Josh Miller is a PhD student studying game-user interaction and games with a purpose at Northeastern University’s Khoury College of Computer Sciences, mentored by Professors Seth Cooper and Magy Seif El-Nasr. Josh’s research focuses on synthesizing game design principles with the psychology of learning and motivation to create seamless and engaging user experiences in non-game contexts. He is interested in creating playful, flow-state experiences for educational contexts. Josh earned his bachelor’s degree in computer science and neuroscience from Colgate University in New York.

What are the specifics of your graduate education (thus far)?

My research so far has focused on improving the tutorial of Foldit, the protein-folding puzzle game. By grounding the design in Self-Determination Theory and Cognitive Load Theory, I am able to craft a more intuitive experience for new players.

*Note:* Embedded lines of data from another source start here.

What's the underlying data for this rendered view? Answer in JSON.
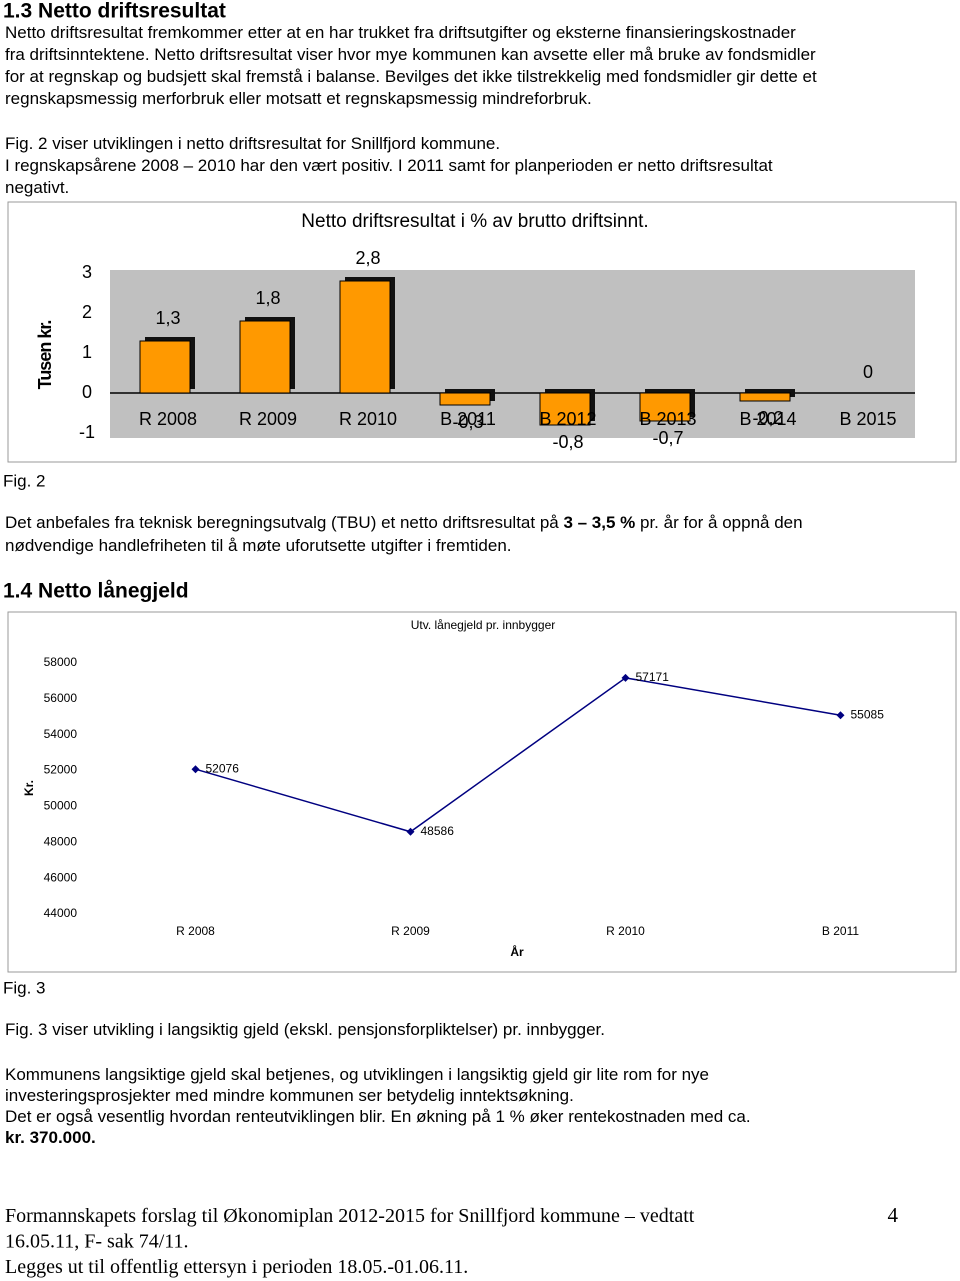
{
  "heading_1_3": "1.3 Netto driftsresultat",
  "paragraph_1": {
    "lines": [
      [
        "Netto driftsresultat fremkommer etter at en har trukket fra driftsutgifter og eksterne finansieringskostnader"
      ],
      [
        "fra driftsinntektene. Netto driftsresultat viser hvor mye kommunen kan avsette eller må bruke av fondsmidler"
      ],
      [
        "for at regnskap og budsjett skal fremstå i balanse. Bevilges det ikke tilstrekkelig med fondsmidler gir dette et"
      ],
      [
        "regnskapsmessig merforbruk eller motsatt et regnskapsmessig mindreforbruk."
      ]
    ]
  },
  "paragraph_2": {
    "lines": [
      [
        "Fig. 2 viser utviklingen i netto driftsresultat for Snillfjord kommune."
      ],
      [
        "I regnskapsårene 2008 – 2010 har den vært positiv. I 2011 samt for planperioden er netto driftsresultat"
      ],
      [
        "negativt."
      ]
    ]
  },
  "fig2_label": "Fig. 2",
  "paragraph_3": {
    "lines": [
      [
        "Det anbefales fra teknisk beregningsutvalg (TBU) et netto driftsresultat på ",
        {
          "text": "3 – 3,5 %",
          "bold": true
        },
        " pr. år for å oppnå den"
      ],
      [
        "nødvendige handlefriheten til å møte uforutsette utgifter i fremtiden."
      ]
    ]
  },
  "heading_1_4": "1.4 Netto lånegjeld",
  "fig3_label": "Fig. 3",
  "paragraph_4": {
    "lines": [
      [
        "Fig. 3 viser utvikling i langsiktig gjeld (ekskl. pensjonsforpliktelser) pr. innbygger."
      ]
    ]
  },
  "paragraph_5": {
    "lines": [
      [
        "Kommunens langsiktige gjeld skal betjenes, og utviklingen i langsiktig gjeld gir lite rom for nye"
      ],
      [
        "investeringsprosjekter med mindre kommunen ser betydelig inntektsøkning."
      ],
      [
        "Det er også vesentlig hvordan renteutviklingen blir. En økning på 1 % øker rentekostnaden med ca."
      ],
      [
        {
          "text": "kr. 370.000.",
          "bold": true
        }
      ]
    ]
  },
  "footer": {
    "lines": [
      [
        "Formannskapets forslag til Økonomiplan 2012-2015 for Snillfjord kommune – vedtatt"
      ],
      [
        "16.05.11, F- sak 74/11."
      ],
      [
        "Legges ut til offentlig ettersyn i perioden 18.05.-01.06.11."
      ]
    ]
  },
  "page_number": "4",
  "chart_data": [
    {
      "type": "bar",
      "title": "Netto driftsresultat i % av brutto driftsinnt.",
      "y_label": "Tusen kr.",
      "categories": [
        "R 2008",
        "R 2009",
        "R 2010",
        "B 2011",
        "B 2012",
        "B 2013",
        "B 2014",
        "B 2015"
      ],
      "values": [
        1.3,
        1.8,
        2.8,
        -0.3,
        -0.8,
        -0.7,
        -0.2,
        0
      ],
      "value_labels": [
        "1,3",
        "1,8",
        "2,8",
        "-0,3",
        "-0,8",
        "-0,7",
        "-0,2",
        "0"
      ],
      "color": "#ff9900",
      "ylim": [
        -1,
        3
      ],
      "yticks": [
        -1,
        0,
        1,
        2,
        3
      ]
    },
    {
      "type": "line",
      "title": "Utv. lånegjeld pr. innbygger",
      "x_label": "År",
      "y_label": "Kr.",
      "categories": [
        "R 2008",
        "R 2009",
        "R 2010",
        "B 2011"
      ],
      "values": [
        52076,
        48586,
        57171,
        55085
      ],
      "color": "#000080",
      "ylim": [
        44000,
        58000
      ],
      "yticks": [
        44000,
        46000,
        48000,
        50000,
        52000,
        54000,
        56000,
        58000
      ]
    }
  ]
}
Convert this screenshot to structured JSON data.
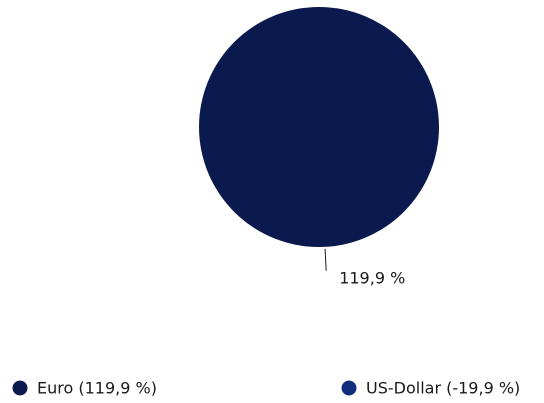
{
  "chart_data": {
    "type": "pie",
    "categories": [
      "Euro",
      "US-Dollar"
    ],
    "legend_labels": [
      "Euro (119,9 %)",
      "US-Dollar (-19,9 %)"
    ],
    "values": [
      119.9,
      -19.9
    ],
    "value_labels": [
      "119,9 %",
      null
    ],
    "colors": [
      "#0b1a4e",
      "#0f2f7d"
    ],
    "legend": "bottom"
  }
}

What are your research interests?

I am interested in game-user interaction, games with a purpose, game design, and the psychology of learning and motivation. Together, these interests become the discovery of playful elements of non-game contexts. I also focus on minimizing cognitive load while maximizing engagement and retention, by synthesizing grounded theories and industry practices and principles.

What’s one problem you’d like to solve with your research/work?

Using games as a tool for formal and informal learning is currently an unsolved problem. How do learning and play relate? What is the core experience of discovering new things, and can we build a game or interface around that to enable players to explore new topics in an enjoyable and casual way? This work could unlock new questions into how we understand education, intrinsic motivation, play-ability, and playfulness.

What aspect of what you do is most interesting?

Games are one of the newest forms of art, and one of the only forms that are interactive. They are so nascent that no one has realized their full potential as a set of tools which enable problem-solving and human expression from a unique perspective. Truly, this field is the research of playful problem-solving, and it is so enjoyable to be a part of it.

What are your research or career goals, going forward?

I’m currently looking toward the design of transformational games: making games which are both transformational in their own right and help advance the theory of designing good transformational games.